Kur'an'da Allah'ın konuşma niteliğine
sahip olduğunu gösteren çok sayıda ayet vardır.
"Musa, tayin ettiğimiz vakitte bizimle buluşmaya gelip de
Rabb'i onunla konuşunca... " (el-A'raf, 7/143), "De ki:
"Rabbimin sözleri için deniz mürekkep olsa, Rabbimin sözleri
tükenmeden önce deniz: tükenir" (el-Kehf, 18/109), "Ve eğer
ortak koşanlardan biri güvence dileyip yanına gelmek isterse,
onu yanma al ki, Allah'ın sözünü işitsin... " (el-
Tevbe, 9/6) ve "Kıyamet günü Allah ne onlarla konuşacak
ve ne de onları temizleyecektir." (el-Bakara, 2/ 174) bu
ayetlerden yalnızca birkaçıdır.
Kelamcılara göre Allah'ın Kelam
sıfatı ile nitelenmesinin zorunlu olduğu akıl yürütme
yoluyla da kanıtlanabilir Kelam bir olgunluk, kemal niteliğidir.
Bu nedenle Allah'ın Kelam sıfatı ile nitelenmesi
zorunludur.

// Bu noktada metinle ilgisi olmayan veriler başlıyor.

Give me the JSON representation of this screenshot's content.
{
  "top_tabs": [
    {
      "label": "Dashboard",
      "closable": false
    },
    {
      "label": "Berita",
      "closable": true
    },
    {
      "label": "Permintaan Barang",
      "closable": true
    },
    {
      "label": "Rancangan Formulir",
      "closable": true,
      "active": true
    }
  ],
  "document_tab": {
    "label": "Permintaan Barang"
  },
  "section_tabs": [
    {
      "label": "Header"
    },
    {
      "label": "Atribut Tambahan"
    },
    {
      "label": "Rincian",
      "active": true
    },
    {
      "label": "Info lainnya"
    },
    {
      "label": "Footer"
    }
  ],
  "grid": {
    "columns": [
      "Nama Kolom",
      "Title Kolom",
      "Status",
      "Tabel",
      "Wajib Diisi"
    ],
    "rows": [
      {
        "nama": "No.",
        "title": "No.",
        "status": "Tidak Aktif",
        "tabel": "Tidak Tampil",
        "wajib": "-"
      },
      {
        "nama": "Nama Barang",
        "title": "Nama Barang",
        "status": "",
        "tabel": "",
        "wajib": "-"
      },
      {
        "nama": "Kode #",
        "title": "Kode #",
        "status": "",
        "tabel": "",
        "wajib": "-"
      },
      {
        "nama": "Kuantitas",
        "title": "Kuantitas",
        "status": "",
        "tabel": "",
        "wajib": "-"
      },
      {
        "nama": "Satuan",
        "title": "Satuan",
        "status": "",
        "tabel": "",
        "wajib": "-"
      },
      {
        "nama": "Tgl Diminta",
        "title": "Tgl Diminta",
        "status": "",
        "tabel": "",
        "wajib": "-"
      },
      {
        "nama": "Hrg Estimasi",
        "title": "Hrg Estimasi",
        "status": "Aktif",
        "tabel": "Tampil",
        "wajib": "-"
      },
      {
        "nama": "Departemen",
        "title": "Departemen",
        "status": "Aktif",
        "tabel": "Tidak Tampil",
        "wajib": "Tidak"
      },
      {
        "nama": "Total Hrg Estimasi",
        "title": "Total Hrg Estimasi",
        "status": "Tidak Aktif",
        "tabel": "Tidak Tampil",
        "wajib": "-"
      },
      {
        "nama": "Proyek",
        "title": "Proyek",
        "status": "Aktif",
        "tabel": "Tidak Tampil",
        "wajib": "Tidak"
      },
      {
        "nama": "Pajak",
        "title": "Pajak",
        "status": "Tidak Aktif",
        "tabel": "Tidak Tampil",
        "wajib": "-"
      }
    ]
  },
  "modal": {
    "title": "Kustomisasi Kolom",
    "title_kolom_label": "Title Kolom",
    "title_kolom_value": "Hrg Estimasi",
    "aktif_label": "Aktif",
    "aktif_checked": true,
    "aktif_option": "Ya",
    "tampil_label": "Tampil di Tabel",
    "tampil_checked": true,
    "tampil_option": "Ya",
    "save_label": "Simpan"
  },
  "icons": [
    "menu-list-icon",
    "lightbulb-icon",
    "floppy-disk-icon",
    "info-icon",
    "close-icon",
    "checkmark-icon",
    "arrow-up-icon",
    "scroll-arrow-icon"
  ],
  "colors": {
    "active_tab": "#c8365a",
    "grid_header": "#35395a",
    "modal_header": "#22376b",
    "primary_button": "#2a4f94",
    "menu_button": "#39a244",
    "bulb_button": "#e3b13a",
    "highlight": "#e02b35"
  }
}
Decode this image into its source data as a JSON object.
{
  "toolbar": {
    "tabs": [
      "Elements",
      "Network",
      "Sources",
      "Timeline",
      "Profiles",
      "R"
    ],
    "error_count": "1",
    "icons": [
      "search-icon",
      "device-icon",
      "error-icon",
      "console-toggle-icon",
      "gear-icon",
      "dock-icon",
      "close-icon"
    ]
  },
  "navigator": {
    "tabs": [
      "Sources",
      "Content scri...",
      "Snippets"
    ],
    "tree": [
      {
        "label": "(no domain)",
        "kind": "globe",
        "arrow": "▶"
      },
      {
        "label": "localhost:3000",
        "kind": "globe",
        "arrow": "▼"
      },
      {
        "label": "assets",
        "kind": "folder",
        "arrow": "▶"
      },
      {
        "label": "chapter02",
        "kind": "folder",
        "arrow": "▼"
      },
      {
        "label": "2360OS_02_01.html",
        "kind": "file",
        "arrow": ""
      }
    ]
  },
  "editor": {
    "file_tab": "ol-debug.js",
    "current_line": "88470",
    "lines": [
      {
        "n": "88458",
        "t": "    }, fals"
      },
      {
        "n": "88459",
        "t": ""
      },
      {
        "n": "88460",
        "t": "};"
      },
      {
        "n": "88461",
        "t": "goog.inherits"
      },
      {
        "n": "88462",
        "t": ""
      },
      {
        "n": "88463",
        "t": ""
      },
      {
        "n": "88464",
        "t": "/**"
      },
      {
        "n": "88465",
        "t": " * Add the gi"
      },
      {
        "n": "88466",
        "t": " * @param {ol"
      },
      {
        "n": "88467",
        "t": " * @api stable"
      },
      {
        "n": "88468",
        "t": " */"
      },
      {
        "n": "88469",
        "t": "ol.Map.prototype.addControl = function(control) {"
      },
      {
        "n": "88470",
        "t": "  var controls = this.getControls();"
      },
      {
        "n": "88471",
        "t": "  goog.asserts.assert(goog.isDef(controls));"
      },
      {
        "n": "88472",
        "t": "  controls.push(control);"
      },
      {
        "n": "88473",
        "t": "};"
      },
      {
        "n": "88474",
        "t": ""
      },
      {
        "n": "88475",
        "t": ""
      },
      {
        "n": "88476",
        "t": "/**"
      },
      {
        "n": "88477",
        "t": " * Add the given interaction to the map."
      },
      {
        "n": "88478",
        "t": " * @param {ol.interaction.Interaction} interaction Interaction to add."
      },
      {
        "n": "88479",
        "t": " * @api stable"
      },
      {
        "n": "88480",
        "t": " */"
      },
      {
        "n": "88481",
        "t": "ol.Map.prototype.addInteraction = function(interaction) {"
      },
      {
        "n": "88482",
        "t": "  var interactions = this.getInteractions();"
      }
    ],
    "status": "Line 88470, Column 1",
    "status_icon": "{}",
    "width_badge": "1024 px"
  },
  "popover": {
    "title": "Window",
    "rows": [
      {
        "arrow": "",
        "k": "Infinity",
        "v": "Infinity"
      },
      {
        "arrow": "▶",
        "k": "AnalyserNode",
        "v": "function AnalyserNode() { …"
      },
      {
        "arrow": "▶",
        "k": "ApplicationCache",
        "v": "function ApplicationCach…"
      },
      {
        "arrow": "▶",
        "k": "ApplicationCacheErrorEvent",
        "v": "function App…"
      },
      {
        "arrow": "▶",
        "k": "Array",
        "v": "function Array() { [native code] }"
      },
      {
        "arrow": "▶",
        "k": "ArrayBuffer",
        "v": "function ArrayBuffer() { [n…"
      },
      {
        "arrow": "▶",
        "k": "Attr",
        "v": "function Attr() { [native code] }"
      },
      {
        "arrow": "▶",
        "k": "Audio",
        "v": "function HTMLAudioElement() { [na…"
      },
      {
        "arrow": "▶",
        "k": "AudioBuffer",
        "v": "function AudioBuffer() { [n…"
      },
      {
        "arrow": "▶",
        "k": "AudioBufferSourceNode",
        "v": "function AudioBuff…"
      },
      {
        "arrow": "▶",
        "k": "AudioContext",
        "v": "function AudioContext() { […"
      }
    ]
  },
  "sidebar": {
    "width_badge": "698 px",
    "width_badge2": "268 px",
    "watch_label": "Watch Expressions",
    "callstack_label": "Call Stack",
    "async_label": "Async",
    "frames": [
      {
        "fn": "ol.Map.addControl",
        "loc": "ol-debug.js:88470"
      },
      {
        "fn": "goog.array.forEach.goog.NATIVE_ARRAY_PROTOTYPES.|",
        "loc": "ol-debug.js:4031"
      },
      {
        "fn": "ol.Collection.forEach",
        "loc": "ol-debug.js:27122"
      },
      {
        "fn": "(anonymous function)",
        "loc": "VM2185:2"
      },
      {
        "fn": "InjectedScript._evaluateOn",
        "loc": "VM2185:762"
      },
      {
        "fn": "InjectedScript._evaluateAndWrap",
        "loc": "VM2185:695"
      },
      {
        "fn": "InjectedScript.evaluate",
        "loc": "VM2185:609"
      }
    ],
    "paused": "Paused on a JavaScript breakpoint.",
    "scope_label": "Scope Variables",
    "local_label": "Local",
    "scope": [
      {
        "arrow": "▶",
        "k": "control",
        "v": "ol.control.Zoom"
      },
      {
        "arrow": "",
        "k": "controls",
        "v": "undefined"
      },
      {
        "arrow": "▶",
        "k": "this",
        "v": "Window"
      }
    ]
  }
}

Allah bunun tersi olan konuşmama ve dilsizlik
niteliğinden münezzehtir. Diri olan varlık konuşma
niteliğine sahip değilse, konuşmama ve dilsizlik gibi
afetlerle nitelenmesi gerekir. Oysa Allah tüm eksiklik ve kusurlardan
uzaktır. Tüm peygamberler Allah'ın kelamını
insanlara aktarmış, O'nun emir ve yasaklarını,
haberlerini bildirmişlerdir. Bu, bütün peygamberlerden mütevatir
olarak gelmiştir. Peygamberlerin elçilik görevi de ancak Allah'ın
kelam sıfatı ile mümkündür. Allah'ın konuşma
niteliğine sahip olmaması durumunda risalet görevinden de söz
edilemez. peygamberlerin varlığı ve bildirdikleri Allah
kelamı Allah'ın konuşma niteliğine sahip
olduğunun kanıtıdır.
Allah, peygamberlerle konuşur. Ancak bu
konuşma iki insanın karşılıklı
konuşmalarına benzetilemez. Bu konuşmanın biçimi
Kur'an'da şöyle belirtilir: "Allah bir insanla (karşılıklı)
konuşmaz. Ancak vahiyle (ilham yoluyla, kulunun kalbine dilediği
düşünceyi doğurarak), yahut perde arkasından
konuşur, yahut bir elçi gönderip izniyle dilediğini
vahyeder" (eş-şura, 42/51). Allah'ın "perde
arkasından" konuşması, Hz. Musa (a.s) ile olduğu
gibi bir ağaç ya da benzeri bir nesne aracılığı
ile konuşmasıdır. Bir elçi göndermesi de kelamını
bir melek (Cebrail) vasıtasıyla vahyetmesidir.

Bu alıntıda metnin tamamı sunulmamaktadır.